# Another new guy, Wilmington..



## glvilm (Aug 25, 2019)

Greetings all. New member here with what seems to be a common request - to meet some folks and try out some skiffs. First, some background....

Always been a fisher and got hooked on my grandfathers ponds. Bass, sunfish, crappie, catfish...You name it, I would spend hours chasing it. Ended up attending UNCW and started saltwater fishing, a few breaks here and there but always came back to chasing something. About 5-6 years ago I was introduced to pedal kayaks and pulled the trigger on one for myself. Love it and have caught tons of fish from topsail down to the Oak Island and everywhere in between. Even joined NCKFA and have fished tournaments. There's nothing better than going where others can't and finding fish. However, it can be a pain. Thunderstorm brewing - you've got a 45 min. pedal so good luck with that. Tide and wind wrong - well you're going to be sore and tired tomorrow. Fish aren't on where you are - well, have another 45 min pedal to a better area or you're skunked. You all probably know the drill if you've kayak fished before. So last year I bought a bay boat. It works and taking the fam out is great but I'm not getting where I was in a kayak to fish. And when I'm solo it's a bit more difficult to fish than I hoped. That's even with a power pole and iPilot.

So I *think* a microskiff would be right for me. But I want to make sure and am hoping to meet some folks and get a taste. I've also started messaging with a local guide who has a Beavertail with the hope of spending the day out on one catching fish. However, it looks like he has a Vengeance, which is larger than what I'd likely end up with.

If you're in the Wilmington area (or close by) and have room for one more some day, feel free to PM me. I'd be more than happy to help with gas, lunch, etc. I work from home but travel a ton (tech sales) and end up with a fairly flexible calendar.

If you're not willing to meet a stranger for fishing but have suggestions about making the transition from a kayak to microskiff, I'd appreciate that as well.
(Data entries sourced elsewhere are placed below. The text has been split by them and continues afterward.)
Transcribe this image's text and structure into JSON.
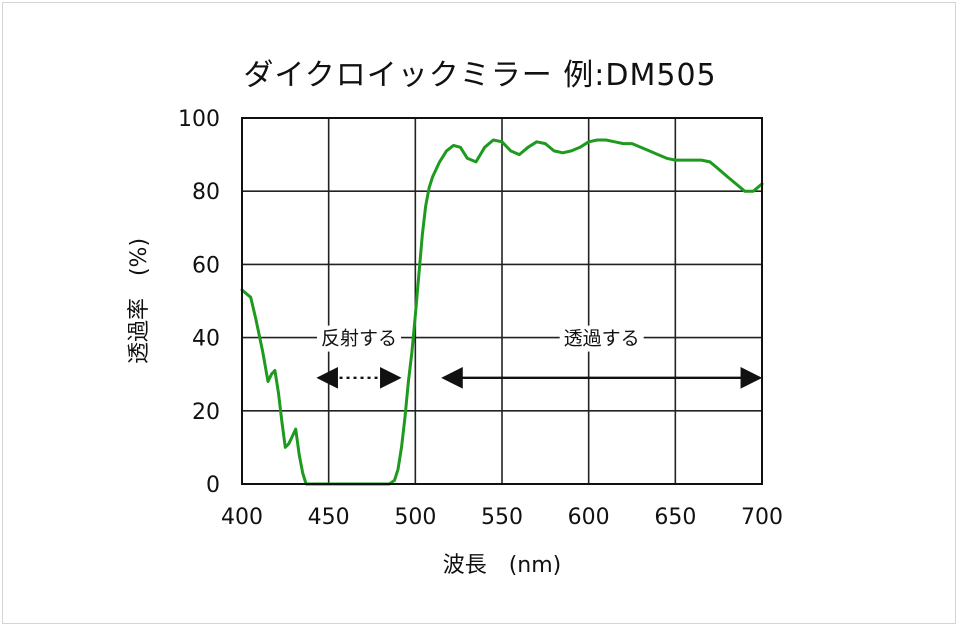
{
  "chart_data": {
    "type": "line",
    "title": "ダイクロイックミラー 例:DM505",
    "xlabel": "波長　(nm)",
    "ylabel": "透過率　(%)",
    "xlim": [
      400,
      700
    ],
    "ylim": [
      0,
      100
    ],
    "xticks": [
      400,
      450,
      500,
      550,
      600,
      650,
      700
    ],
    "yticks": [
      0,
      20,
      40,
      60,
      80,
      100
    ],
    "grid": true,
    "series": [
      {
        "color": "#1e9a1e",
        "x": [
          400,
          405,
          408,
          412,
          415,
          417,
          419,
          421,
          423,
          425,
          427,
          429,
          431,
          433,
          435,
          437,
          439,
          441,
          450,
          460,
          470,
          480,
          485,
          488,
          490,
          492,
          494,
          496,
          498,
          500,
          502,
          504,
          506,
          508,
          510,
          514,
          518,
          522,
          526,
          530,
          535,
          540,
          545,
          550,
          555,
          560,
          565,
          570,
          575,
          580,
          585,
          590,
          595,
          600,
          605,
          610,
          615,
          620,
          625,
          630,
          635,
          640,
          645,
          650,
          655,
          660,
          665,
          670,
          675,
          680,
          685,
          690,
          695,
          700
        ],
        "y": [
          53,
          51,
          45,
          36,
          28,
          30,
          31,
          25,
          17,
          10,
          11,
          13,
          15,
          8,
          3,
          0,
          0,
          0,
          0,
          0,
          0,
          0,
          0,
          1,
          4,
          10,
          18,
          28,
          36,
          46,
          57,
          68,
          76,
          81,
          84,
          88,
          91,
          92.5,
          92,
          89,
          88,
          92,
          94,
          93.5,
          91,
          90,
          92,
          93.5,
          93,
          91,
          90.5,
          91,
          92,
          93.5,
          94,
          94,
          93.5,
          93,
          93,
          92,
          91,
          90,
          89,
          88.5,
          88.5,
          88.5,
          88.5,
          88,
          86,
          84,
          82,
          80,
          80,
          82
        ]
      }
    ],
    "annotations": [
      {
        "text": "反射する",
        "from": 443,
        "to": 492,
        "style": "dotted"
      },
      {
        "text": "透過する",
        "from": 515,
        "to": 700,
        "style": "solid"
      }
    ]
  }
}
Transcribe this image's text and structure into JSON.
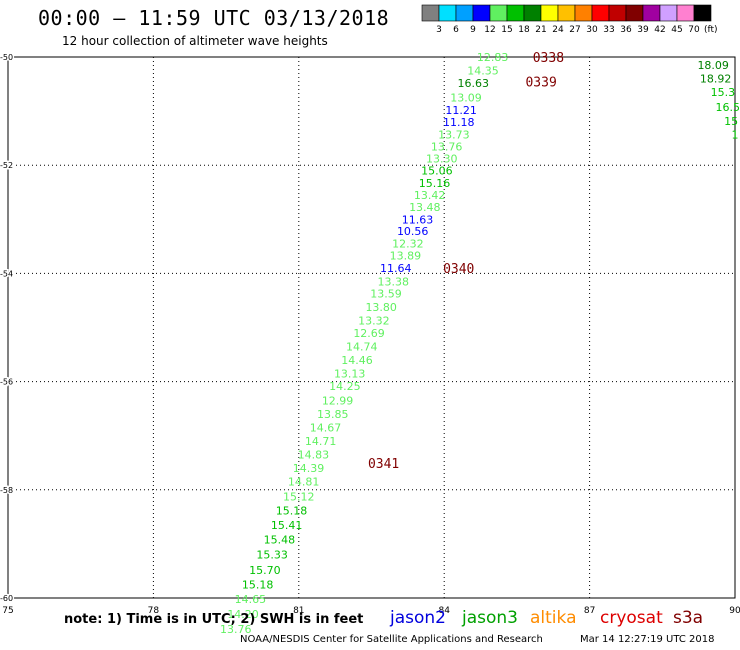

I'm attaching a few recent pics from my last outing to let you know that I'm not a complete googan!

-GLVILM


----------



## Griffinz33 (May 8, 2018)

Is the guide you are talking about with the Beavertail Seth Vernon?


----------



## Ice Cream Man (Jul 16, 2017)

Keep the bay boat, maybe add a jacket plate if you don't already have one.
Add a cooler to the front or a casting platform, that extra height will make a major improvement in seeing more fish.
Learn the tides..........ICM


----------



## glvilm (Aug 25, 2019)

No, that’s not the guide I’m talking to but he’s now on my list as well.


----------



## JRHorne (Aug 6, 2019)

I sent you a message on here. Text me, I'd love to get together and do some fishing.


----------